Leghiamo il tennis alla bella vita, il tennis alla ricchezza, ma se ci pensate sono associazioni controintuitive. Basta leggere le cronache o Open di Agassi per ricordarsi che il tennis è uno degli sport più faticosi, dolorosi e solitari che esistano. Rafa Nadal, che qui domani contro Casper Ruud trionferà per la quattordicesima volta, ha la schiena di un ottantenne e proprio ieri ha dichiarato "baratterei la vittoria di questo Slam con un piede nuovo". L'anca di Andy Murray, il ginocchio di Serena Williams, la schiena di Roger Federer richiederebbero l'apertura di un'apposita ala radiografica in qualunque museo del tennis che aspiri a raccontare seriamente il costo dell'eccellenza.

Eppure quello che si respira nell'aria per tutte le 12 ore che trascorro allo Stade Roland Garros è un sentimento di rilassata e quasi giocosa confidenza col mondo, e mi sento circondato da persona a cui la vita calza a pennello come una polo della giusta misura. Sanno vivere in modo eccellente i miei compagni di tavolo cinesi al pranzo offerto da Oppo, che invece di isolare l'unico italiano al tavolo mi sorridono e mi rivolgono domande davvero interessate in inglese, bambini compresi, e mi coinvolgono in un dibattito su quanto è fico il nuovo Top Gun.
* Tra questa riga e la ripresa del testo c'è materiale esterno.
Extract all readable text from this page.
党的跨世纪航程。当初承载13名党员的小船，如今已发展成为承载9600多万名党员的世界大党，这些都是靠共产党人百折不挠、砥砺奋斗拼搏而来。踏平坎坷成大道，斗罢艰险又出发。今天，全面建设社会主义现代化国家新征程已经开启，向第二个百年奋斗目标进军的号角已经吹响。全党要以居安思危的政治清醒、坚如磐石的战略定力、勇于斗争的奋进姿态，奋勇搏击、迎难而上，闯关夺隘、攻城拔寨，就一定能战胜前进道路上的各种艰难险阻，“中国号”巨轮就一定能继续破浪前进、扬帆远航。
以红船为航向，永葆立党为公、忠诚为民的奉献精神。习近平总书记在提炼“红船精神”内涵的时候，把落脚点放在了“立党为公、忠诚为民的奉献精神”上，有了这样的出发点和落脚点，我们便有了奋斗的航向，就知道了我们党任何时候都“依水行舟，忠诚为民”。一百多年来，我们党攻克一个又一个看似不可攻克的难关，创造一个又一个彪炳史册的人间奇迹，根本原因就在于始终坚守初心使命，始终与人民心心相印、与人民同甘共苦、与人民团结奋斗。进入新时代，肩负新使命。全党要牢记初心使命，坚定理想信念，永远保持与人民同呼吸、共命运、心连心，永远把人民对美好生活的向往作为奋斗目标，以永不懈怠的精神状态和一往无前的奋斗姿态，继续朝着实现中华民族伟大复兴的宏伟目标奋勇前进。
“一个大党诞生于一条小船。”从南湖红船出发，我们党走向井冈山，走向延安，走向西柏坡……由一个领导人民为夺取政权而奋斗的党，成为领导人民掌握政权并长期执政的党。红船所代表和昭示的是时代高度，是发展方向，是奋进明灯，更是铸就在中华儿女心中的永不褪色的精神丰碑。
Sanno vivere spendidamente Ivanisevic e Baghdatis, brizzolati ma in forma e sorridenti come ex capi di stato, che su un campo secondario giocano un doppio di vecchie glorie alternando scenette da giocolieri che divertono molto il pubblico ai colpi straordinari del loro intatto repertorio. Sanno vivere meglio di me, direi, tutti gli altri spettatori presenti nell'impianto, che appena inizia a piovere aprono all'unisono migliaia di ombrellini arancio-verdi molto carini, brandizzati Roland Garros. Sono apparentemente l'unica persona a non averne uno, e ne pago le conseguenze infradiciandomi (non c'è bisogno che vi dica che corro subito a comprarmi un ombrellino anch'io, e naturalmente appena esco dallo store smette di piovere).

La partnership tra OPPO e Roland Garros è basata sull'eccellenza tecnologica del marchio cinese e sul desiderio di mettere la tecnologia al servizio della passione per il tennis, trovando nuovi modi per viverla e raccontarla. OPPO insiste molto sui termini "emozione" e "ispirazione", concetti destinati a suonare un po' vaghi finché non ti trovi a riguardare le foto scattate con uno dei loro device, OPPO Find X5 Pro, al rettangolo di terra rossa più famoso del mondo. Mi pare di capire che con questa giornata unica OPPO intenda suggerire niente meno che un modo di vivere: è tutto importante, tutto va preso sul serio, ed è tutto un gioco.